Prelude: In Isolation circa 2013
The quiet evening song grows into a cacophony of noisy nocturnal dwellers as the inky darkness of the waning moon takes hold of the densely vegetated landscape of the Peruvian Rainforest. Hayy is alone in a tambo or a choza (Quechua terms for huts used for living in isolation during plant fasts) that has four thick wooden posts, a thatched hut made of leyarina (a type of palm leaf), and a foam mattress placed on top of a wooden platform with a mosquitero (mosquito net) around it. No walls and no floor, just the open air and sandy jungle soil.
A machete remains by Hayy’s side for the twenty days of his isolation as a kind of mental comfort for fear of some kind of unexpected animal attack, but it turns out that though it is useful as a weight to hold down the mosquitero and as a tool to clear dense vegetation on hikes during the day, it isn’t used for much else. Apart from water from a nearby stream and food (boiled green plantains and rice without any seasoning) delivered once a day by the curandero’s apprentice, the most important thing to Hayy unexpectedly turns out to be tobacco.

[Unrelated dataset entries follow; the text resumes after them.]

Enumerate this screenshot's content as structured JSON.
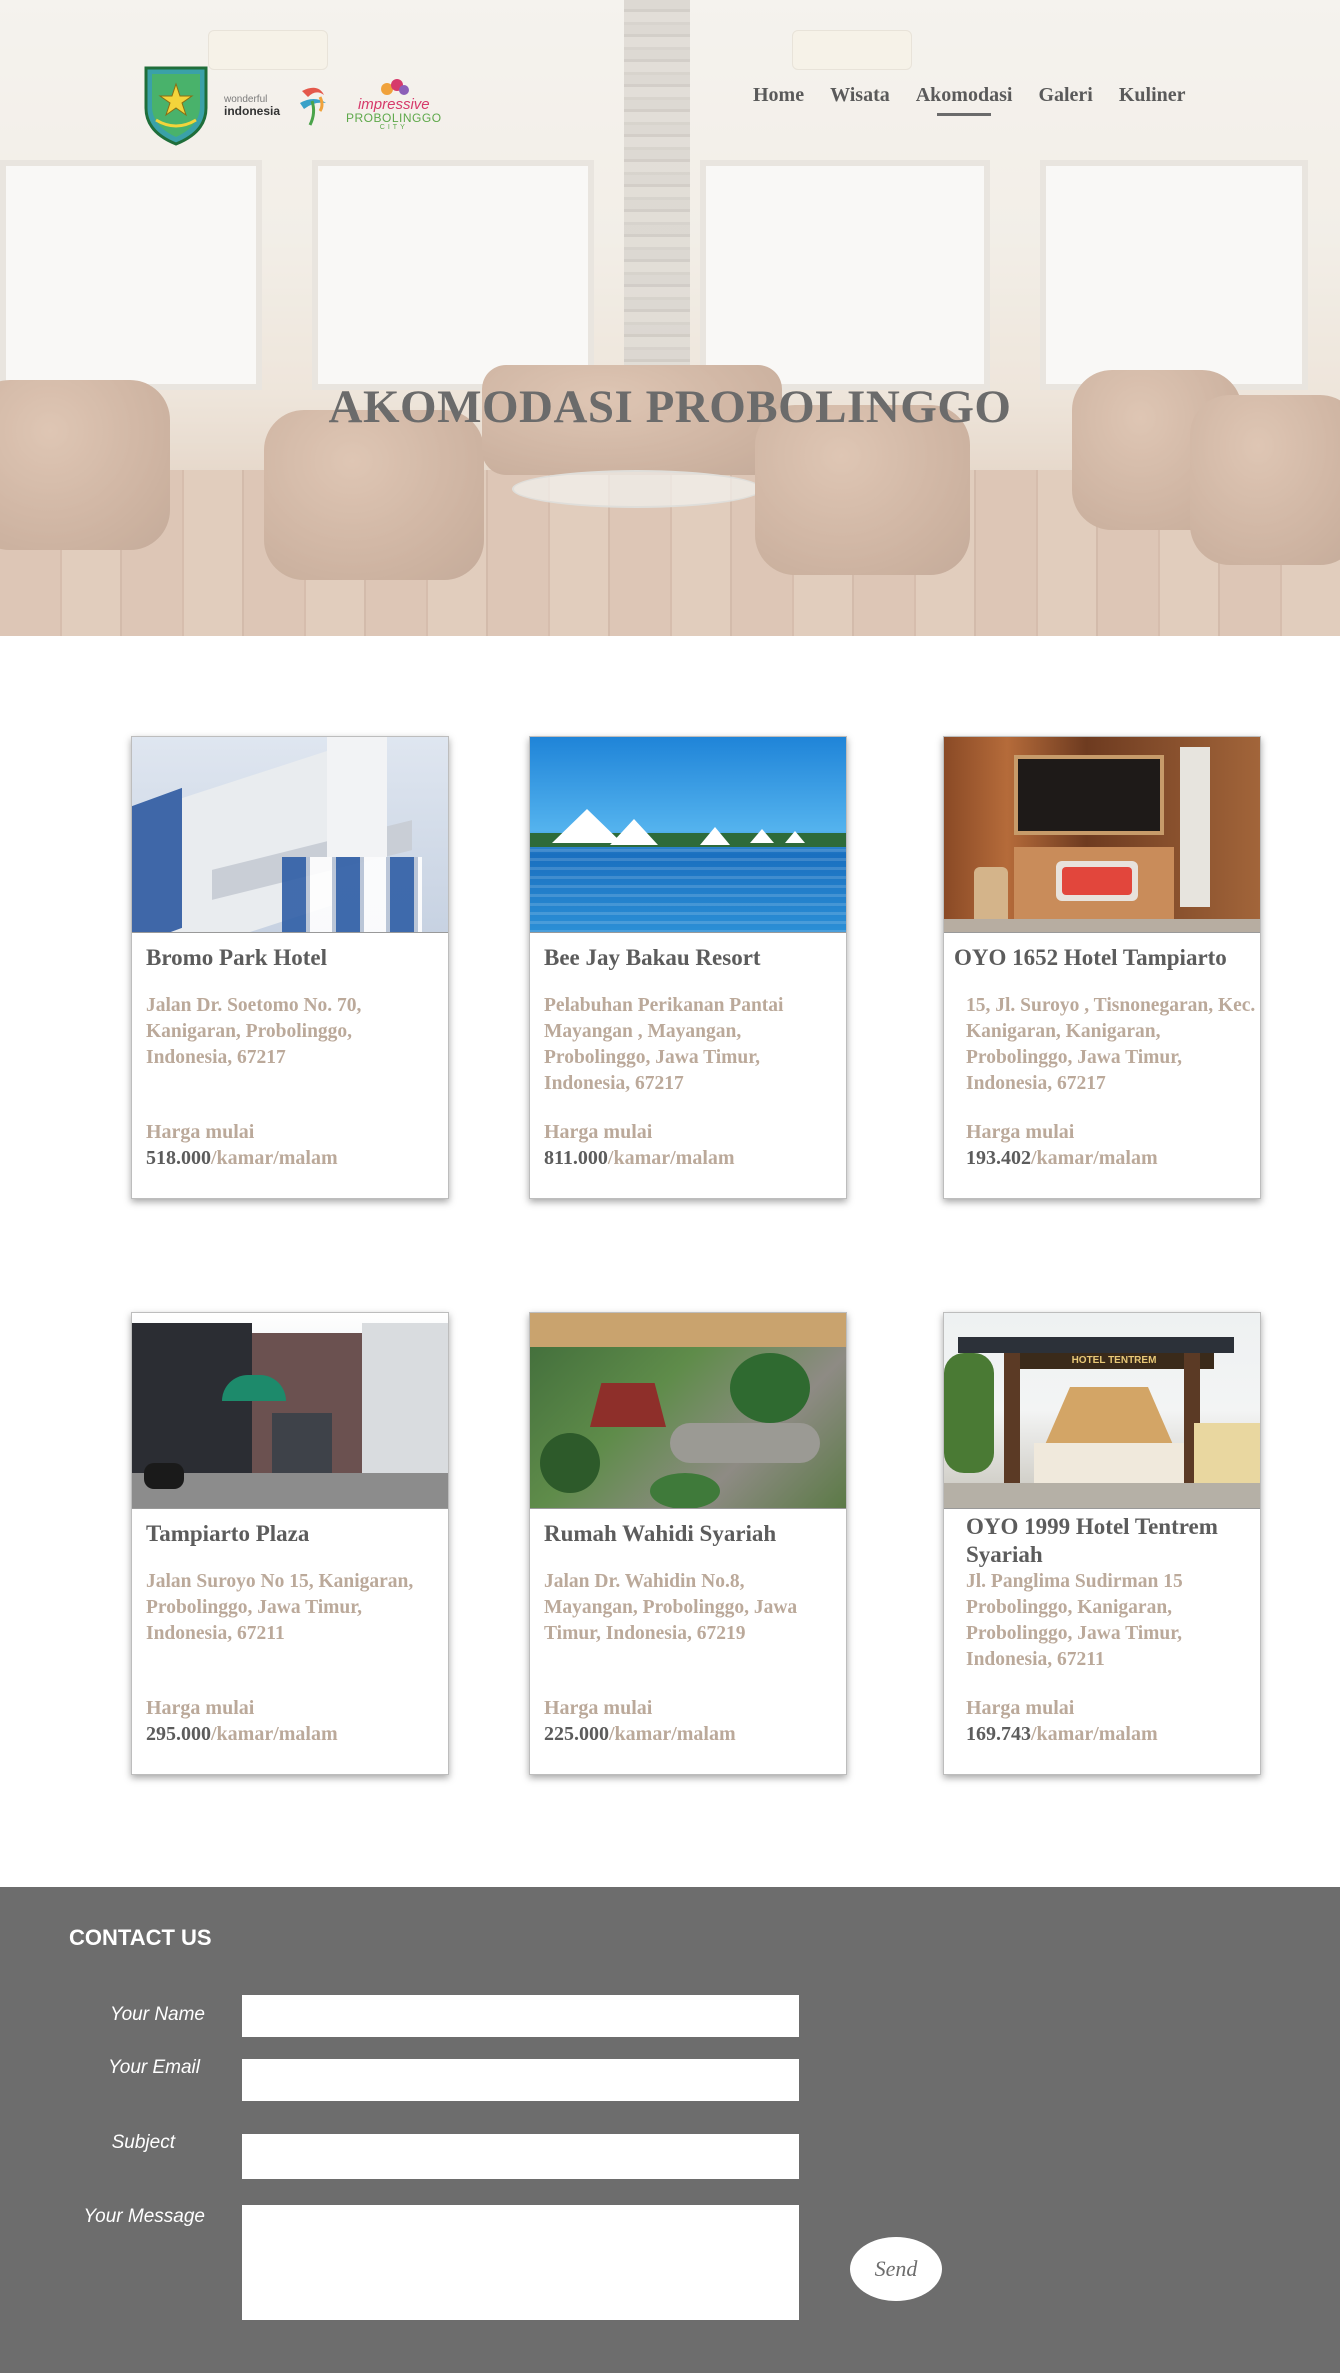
{
  "header": {
    "logos": {
      "wonderful_small": "wonderful",
      "wonderful_big": "indonesia",
      "impressive": "impressive",
      "impressive_city_name": "PROBOLINGGO",
      "impressive_city": "CITY"
    },
    "nav": [
      {
        "label": "Home",
        "active": false
      },
      {
        "label": "Wisata",
        "active": false
      },
      {
        "label": "Akomodasi",
        "active": true
      },
      {
        "label": "Galeri",
        "active": false
      },
      {
        "label": "Kuliner",
        "active": false
      }
    ]
  },
  "hero": {
    "title": "AKOMODASI PROBOLINGGO"
  },
  "hotels": [
    {
      "name": "Bromo Park Hotel",
      "address": "Jalan Dr. Soetomo No. 70, Kanigaran, Probolinggo, Indonesia, 67217",
      "price_label": "Harga mulai",
      "price": "518.000",
      "unit": "/kamar/malam",
      "photo": "hotel-building-photo"
    },
    {
      "name": "Bee Jay Bakau Resort",
      "address": "Pelabuhan Perikanan Pantai Mayangan , Mayangan, Probolinggo, Jawa Timur, Indonesia, 67217",
      "price_label": "Harga mulai",
      "price": "811.000",
      "unit": "/kamar/malam",
      "photo": "sea-resort-photo"
    },
    {
      "name": "OYO 1652 Hotel Tampiarto",
      "address": "15, Jl. Suroyo , Tisnonegaran, Kec. Kanigaran, Kanigaran, Probolinggo, Jawa Timur, Indonesia, 67217",
      "price_label": "Harga mulai",
      "price": "193.402",
      "unit": "/kamar/malam",
      "photo": "oyo-lobby-photo"
    },
    {
      "name": "Tampiarto Plaza",
      "address": "Jalan Suroyo No 15, Kanigaran, Probolinggo, Jawa Timur, Indonesia, 67211",
      "price_label": "Harga mulai",
      "price": "295.000",
      "unit": "/kamar/malam",
      "photo": "plaza-building-photo"
    },
    {
      "name": "Rumah Wahidi Syariah",
      "address": "Jalan Dr. Wahidin No.8, Mayangan, Probolinggo, Jawa Timur, Indonesia, 67219",
      "price_label": "Harga mulai",
      "price": "225.000",
      "unit": "/kamar/malam",
      "photo": "garden-aerial-photo"
    },
    {
      "name": "OYO 1999 Hotel Tentrem Syariah",
      "address": "Jl. Panglima Sudirman 15 Probolinggo, Kanigaran, Probolinggo, Jawa Timur, Indonesia, 67211",
      "price_label": "Harga mulai",
      "price": "169.743",
      "unit": "/kamar/malam",
      "photo": "hotel-gate-photo",
      "gate_sign": "HOTEL TENTREM"
    }
  ],
  "contact": {
    "title": "CONTACT US",
    "name_label": "Your Name",
    "email_label": "Your Email",
    "subject_label": "Subject",
    "message_label": "Your Message",
    "name_value": "",
    "email_value": "",
    "subject_value": "",
    "message_value": "",
    "send_label": "Send"
  },
  "colors": {
    "footer_bg": "#6d6d6d",
    "title_gray": "#6b6b6b",
    "address_tan": "#bba99a",
    "text_dark": "#5c5c5c"
  }
}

To mark territory against animals (and spirits, as the natives would say), to drive away hornets that had made a nest close to his bed, to deter little gray scorpions seeking shelter on the platform Hayy’s bed was on during rainstorms, as mosquito repellent, as anti-itch salve, antiparasitic tea, mouthwash, and yet also, according to the almost all native Amazonian cultures, tobacco is used as a way to amplify prayers and intentions.